C'est une photo mythique des années glorieuses du Canadien de Montréal: en avril 1953, Elmer Lach et Maurice Richard se sautent dans les bras l'un de l'autre après le but de Lach qui assure la Coupe Stanley au CH. Assis sur la glace, le capitaine des Bruins a la mine dépitée. C'est une photo de Roger St-Jean, célèbre photographe de La Presse à l'époque.

Patrick Lagacé LA PRESSE

L'image saisit l'émotion brute de la victoire et de la défaite. Les visages des deux vedettes de la Punch Line du Canadien sont à peine visibles, mais leur étreinte dit tout. Milt Schmidt, le capitaine de Boston, réalise que tout est terminé.
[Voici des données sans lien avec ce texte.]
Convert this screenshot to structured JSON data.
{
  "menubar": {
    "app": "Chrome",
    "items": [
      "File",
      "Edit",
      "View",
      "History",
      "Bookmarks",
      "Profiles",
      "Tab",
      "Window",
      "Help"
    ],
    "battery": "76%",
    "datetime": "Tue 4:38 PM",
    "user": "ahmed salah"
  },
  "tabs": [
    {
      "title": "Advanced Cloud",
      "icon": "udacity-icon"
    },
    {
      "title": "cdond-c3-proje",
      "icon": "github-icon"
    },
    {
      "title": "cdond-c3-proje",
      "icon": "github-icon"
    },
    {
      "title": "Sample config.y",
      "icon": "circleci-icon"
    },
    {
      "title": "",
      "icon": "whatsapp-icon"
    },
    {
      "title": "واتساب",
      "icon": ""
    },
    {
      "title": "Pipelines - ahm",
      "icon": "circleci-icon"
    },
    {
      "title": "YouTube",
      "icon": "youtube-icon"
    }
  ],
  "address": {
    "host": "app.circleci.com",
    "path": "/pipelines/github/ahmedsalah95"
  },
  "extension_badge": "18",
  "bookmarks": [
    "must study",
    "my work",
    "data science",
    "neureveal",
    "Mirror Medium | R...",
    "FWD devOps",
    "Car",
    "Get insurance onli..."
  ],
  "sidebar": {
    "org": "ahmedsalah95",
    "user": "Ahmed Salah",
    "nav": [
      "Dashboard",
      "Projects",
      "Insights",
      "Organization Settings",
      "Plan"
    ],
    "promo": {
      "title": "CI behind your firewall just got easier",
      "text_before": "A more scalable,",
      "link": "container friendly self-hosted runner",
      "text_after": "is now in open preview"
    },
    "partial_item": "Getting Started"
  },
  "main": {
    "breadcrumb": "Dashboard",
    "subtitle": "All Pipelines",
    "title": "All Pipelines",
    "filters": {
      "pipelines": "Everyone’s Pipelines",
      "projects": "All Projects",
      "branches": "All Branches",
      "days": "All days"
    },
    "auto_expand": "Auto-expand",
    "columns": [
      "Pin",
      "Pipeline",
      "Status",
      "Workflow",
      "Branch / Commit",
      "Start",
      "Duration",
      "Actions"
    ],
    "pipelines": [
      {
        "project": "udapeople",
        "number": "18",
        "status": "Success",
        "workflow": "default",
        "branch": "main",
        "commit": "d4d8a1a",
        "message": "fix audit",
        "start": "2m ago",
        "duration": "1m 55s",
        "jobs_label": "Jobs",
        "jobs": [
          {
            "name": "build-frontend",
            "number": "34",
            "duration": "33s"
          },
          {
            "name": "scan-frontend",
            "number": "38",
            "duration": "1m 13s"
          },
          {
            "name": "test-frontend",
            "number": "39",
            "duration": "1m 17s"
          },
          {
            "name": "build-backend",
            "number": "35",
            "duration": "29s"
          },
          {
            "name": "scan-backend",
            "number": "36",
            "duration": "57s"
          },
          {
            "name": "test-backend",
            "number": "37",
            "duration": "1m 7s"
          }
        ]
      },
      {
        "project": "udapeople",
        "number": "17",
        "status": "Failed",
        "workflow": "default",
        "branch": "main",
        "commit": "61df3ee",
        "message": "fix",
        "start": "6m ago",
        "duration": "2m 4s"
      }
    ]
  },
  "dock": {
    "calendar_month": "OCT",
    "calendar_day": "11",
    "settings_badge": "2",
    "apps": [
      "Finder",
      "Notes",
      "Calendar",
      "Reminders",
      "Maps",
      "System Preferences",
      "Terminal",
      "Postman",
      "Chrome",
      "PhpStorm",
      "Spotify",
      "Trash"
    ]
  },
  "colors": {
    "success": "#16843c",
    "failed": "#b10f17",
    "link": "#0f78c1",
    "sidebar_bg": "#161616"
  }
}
On n'imagine pas à quel point, en 1953, avant les innovations technologiques qui ont facilité leur travail, les photographes sportifs devaient anticiper le jeu pour capter LA photo qui saisirait l'essence d'un moment, d'un match.

Michel Gravel, qui a été photographe à La Presse de 1965 à 2005 et qui a bien connu Roger St-Jean, le confirme: «Aujourd'hui, on mitraille quand on sent qu'il va se passer quelque chose. Puis, quand on décortique la séquence, on peut trouver une bonne photo dans le lot.»

Roger St-Jean et ses camarades n'avaient évidemment pas ce luxe. Ils travaillaient, explique Michel Gravel, avec ce qu'on appelait des «quatre par cinq», de lourds boîtiers dans lesquels on insérait une plaque qu'il fallait changer de côté après un cliché. «Roger a dû prendre une photo du but, changer la plaque et photographier les célébrations. Il a dû agir à la vitesse de l'éclair.»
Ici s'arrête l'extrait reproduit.